By Gregory Hale
Industrial control system (ICS) or SCADA users across the board need to understand they need to create a holistic security program to protect against targeted attacks like this past December’s Ukraine utility assault.
“The attacker had been developing its capabilities for at least a year, maybe two, and they discharged this tool and they will not use it anymore,” said Marina Krotofil, lead security researcher at the Honeywell Industrial Cyber Security Lab and an investigator on the December Ukraine utility attack during an interview with ISSSource. “It means they have developed much better capabilities, much higher and advanced. This what is scary because we don’t know what to prepare for.”
The attack in the Ukraine this past December was much deeper than just the grid. It was a systemic attack hitting key governmental and infrastructure points across the country.
The attack ended up being very similar to the attack that struck the Ukrainian power grid in December 2015.
But unlike the 2015 cyberattack that cut out 27 power distribution operation centers across the country and affected three utilities in western Ukraine, the December 2016 attack hit the electrical transmission-level substation Pivnichna, a remote power transmission facility and shut down the remote terminal units (RTUs) that control circuit breakers, causing a power outage for about an hour.
An interesting feature of the attack was leaving the tools behind, Krotofil said.
“The code was compiled specifically for this attack and dropped two days before. Since it was a long and prolonged attack, they could have taken the controls back, but they left them. If they left them it is because they wanted them to be found. If a cyber weapon is found the attacker just dumps it into the garbage. That means they deliberately dumped them into the garbage and they didn’t even use all the tools in the attack. They deliberately dumped more tools than they needed, or used. What that tells us the attacker doesn’t need those tools anymore. If he doesn’t need them it means he has much better tools. Secondly, he wanted the tools to be found. It means he is showcasing his capabilities. It can also be seen as an invitation. OK, guys, we know that everyone is hacking the ICS silently and trying to remove the tools, but let’s raise the bar again and let’s open up and let’s see where this level of (protection against these) tools should now be the new normal.”
New Families of Malware
In addition, the attacker left behind the code so other bad guys will take the code and we can expect new families that will be inspired the create an offshoot of the malware.

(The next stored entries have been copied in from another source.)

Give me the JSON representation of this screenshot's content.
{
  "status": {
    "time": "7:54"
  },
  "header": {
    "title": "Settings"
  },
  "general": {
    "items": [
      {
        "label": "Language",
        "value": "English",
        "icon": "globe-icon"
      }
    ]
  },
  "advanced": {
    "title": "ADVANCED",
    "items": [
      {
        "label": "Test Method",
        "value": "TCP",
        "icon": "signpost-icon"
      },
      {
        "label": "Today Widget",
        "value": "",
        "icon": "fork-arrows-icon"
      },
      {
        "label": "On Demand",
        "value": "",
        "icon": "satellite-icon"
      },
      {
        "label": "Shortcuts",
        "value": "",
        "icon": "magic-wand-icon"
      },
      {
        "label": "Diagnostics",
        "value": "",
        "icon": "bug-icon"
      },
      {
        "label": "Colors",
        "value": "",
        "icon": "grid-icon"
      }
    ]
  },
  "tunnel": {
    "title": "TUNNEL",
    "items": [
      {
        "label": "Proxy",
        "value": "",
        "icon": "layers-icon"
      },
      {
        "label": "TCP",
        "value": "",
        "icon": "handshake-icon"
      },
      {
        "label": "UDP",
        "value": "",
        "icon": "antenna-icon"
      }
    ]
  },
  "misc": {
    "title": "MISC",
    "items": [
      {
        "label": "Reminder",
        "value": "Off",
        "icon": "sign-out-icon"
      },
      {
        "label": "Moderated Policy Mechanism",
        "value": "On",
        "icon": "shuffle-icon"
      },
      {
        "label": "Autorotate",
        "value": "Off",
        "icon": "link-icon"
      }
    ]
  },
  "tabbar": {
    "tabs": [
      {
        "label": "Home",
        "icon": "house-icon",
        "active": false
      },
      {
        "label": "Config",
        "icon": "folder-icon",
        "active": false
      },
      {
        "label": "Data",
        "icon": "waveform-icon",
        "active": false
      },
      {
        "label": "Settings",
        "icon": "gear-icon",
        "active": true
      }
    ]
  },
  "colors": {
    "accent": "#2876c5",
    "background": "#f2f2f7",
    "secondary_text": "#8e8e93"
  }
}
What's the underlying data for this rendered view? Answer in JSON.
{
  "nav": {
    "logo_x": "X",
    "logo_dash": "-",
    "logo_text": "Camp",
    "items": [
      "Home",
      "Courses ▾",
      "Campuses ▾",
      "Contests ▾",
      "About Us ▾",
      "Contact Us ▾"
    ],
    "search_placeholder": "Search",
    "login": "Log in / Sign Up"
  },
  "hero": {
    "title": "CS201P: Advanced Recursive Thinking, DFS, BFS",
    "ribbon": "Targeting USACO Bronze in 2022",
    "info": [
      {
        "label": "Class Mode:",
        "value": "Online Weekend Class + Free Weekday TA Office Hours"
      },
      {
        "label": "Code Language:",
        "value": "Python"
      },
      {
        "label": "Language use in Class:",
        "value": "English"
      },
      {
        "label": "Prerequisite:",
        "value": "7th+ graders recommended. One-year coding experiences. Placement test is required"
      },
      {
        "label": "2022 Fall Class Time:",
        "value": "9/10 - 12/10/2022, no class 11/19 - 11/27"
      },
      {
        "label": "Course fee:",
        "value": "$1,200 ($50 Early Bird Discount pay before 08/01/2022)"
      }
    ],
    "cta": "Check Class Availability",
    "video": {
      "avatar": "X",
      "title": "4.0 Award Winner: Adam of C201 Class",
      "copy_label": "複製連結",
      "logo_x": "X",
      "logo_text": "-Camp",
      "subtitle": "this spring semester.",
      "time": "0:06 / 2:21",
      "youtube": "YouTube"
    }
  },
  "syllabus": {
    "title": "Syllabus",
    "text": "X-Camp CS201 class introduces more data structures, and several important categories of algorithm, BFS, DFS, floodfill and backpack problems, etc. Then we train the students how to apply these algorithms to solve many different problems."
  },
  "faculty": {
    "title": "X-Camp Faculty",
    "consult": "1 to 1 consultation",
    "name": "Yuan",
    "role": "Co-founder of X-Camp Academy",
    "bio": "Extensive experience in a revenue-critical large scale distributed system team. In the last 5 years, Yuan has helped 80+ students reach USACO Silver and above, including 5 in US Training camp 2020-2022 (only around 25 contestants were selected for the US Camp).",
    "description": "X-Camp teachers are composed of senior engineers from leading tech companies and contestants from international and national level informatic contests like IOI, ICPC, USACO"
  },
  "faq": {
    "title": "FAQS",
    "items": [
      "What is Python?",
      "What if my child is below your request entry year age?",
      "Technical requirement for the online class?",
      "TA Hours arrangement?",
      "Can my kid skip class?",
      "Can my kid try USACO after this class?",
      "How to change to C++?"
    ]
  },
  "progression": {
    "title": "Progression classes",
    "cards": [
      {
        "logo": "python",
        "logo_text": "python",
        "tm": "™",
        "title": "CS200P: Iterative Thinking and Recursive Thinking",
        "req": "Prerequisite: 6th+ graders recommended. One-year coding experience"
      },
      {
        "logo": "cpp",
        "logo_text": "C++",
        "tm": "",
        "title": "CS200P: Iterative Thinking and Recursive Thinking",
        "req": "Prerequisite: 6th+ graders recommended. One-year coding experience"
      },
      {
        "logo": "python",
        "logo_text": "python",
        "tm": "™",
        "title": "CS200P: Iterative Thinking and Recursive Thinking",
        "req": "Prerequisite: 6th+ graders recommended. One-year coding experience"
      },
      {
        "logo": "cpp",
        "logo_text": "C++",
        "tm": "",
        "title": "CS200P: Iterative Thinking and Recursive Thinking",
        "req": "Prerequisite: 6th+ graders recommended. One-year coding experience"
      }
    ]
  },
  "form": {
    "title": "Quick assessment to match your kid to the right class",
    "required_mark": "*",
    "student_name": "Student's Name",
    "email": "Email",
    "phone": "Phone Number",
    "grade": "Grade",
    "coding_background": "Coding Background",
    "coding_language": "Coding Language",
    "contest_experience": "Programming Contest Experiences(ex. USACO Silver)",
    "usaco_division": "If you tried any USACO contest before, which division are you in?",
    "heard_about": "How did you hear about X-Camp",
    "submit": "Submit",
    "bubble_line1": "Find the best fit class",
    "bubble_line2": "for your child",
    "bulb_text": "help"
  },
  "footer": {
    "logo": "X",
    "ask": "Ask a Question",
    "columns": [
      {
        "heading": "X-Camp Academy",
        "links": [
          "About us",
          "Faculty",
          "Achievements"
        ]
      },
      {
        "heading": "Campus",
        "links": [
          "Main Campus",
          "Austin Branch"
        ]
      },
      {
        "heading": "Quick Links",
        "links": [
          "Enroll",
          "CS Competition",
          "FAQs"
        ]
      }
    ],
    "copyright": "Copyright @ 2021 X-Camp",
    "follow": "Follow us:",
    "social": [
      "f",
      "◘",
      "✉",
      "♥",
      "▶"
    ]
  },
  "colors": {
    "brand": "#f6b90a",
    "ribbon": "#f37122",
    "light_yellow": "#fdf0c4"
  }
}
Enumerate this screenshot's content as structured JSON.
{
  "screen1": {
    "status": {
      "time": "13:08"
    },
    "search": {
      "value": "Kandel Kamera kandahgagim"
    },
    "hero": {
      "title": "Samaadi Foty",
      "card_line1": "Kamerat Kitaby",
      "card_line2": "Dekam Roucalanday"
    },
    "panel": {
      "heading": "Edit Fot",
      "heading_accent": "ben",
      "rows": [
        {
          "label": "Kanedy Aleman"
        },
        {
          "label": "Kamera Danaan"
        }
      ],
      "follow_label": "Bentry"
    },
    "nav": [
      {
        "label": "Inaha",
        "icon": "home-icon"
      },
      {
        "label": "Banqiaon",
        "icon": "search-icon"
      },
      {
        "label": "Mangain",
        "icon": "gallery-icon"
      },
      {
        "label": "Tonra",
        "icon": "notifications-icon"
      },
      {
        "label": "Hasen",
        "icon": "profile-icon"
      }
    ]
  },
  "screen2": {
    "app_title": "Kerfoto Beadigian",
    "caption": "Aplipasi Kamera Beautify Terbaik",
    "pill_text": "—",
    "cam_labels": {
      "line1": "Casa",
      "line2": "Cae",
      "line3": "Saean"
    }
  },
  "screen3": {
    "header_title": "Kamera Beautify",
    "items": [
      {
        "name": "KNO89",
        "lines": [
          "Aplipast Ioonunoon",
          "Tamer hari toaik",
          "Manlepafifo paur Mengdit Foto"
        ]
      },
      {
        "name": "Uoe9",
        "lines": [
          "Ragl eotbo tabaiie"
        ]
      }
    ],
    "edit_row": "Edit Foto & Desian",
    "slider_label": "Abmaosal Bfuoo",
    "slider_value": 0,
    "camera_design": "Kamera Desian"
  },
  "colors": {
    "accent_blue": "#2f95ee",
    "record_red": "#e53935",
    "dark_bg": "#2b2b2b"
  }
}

Another interesting aspect to the whole attack was the hackers had plenty of time to figure out how to get the job done.
“The attacker invested a lot of time to develop the position where they could speak to the device and send it into the off position, causing a shutdown,” Krotofil said. “They found the state command and then said ‘I can reverse it and then I can send it back and the device goes into shutdown.’ For that, they not only need to understand the protocol but they need to understand the language of the piece of equipment, which language and which command does the equipment speak, which commands are possible? That all takes time. They understood the equipment. They understood the protocol. Those are all developed and tested capabilities. At all those tools were developed a year or two ago. That means the attacker was working a long time in advance.”
At the time of the attack on the utility, Krotofil said there was a bigger attack going on throughout the country.
This attack against the Ukraine utility was part of a joint effort of attacks against multiple organizations within the country, Krotofil said.
Same, but Different
“The infiltration into the organization and the enumeration of networks and backdooring were all similar, but how they achieved the malicious goal inside the organization were all different,” she said.
How they approached an attack into the rail organization was different. The same with the Ministry of Finance. “For every organization they wrote different tools,” Krotofil said. “In each organization, there was specific malware written for each organization.”
This means there were specific scripts written to do a specific task within each organization under attack.
“The attacker already had very well-established connectivity to the SCADA server and the attacker dropped the script two days before the attack. It was compiled two days before the attack and dropped two days before the attack. It was not malware which was exploited in a Zero Day. It was a set of tools written for the specific attack.”
The attacker had already established a backdoor that was communicating with the command and control center and the utility did not monitor the communication, she said.
“We see super sophisticated, super smart malware every day. Every day it is super stealth, never seen before, difficult to reverse engineer; attackers’ capabilities are getting better and better day by day,” Krotofil said. “We tend to look at what we found and say this is the state of art in offense, but it is not. By the time we see it, it is already old. They already have something new. This is where we have to realize we have to prepare for much higher level. We see some malware and see it is state of the art and we will think it is so far advanced and it will not happen to me so I will not address it. We can’t think like that. We should think like they discharged it and we should think about what capabilities they have and what we will see tomorrow.”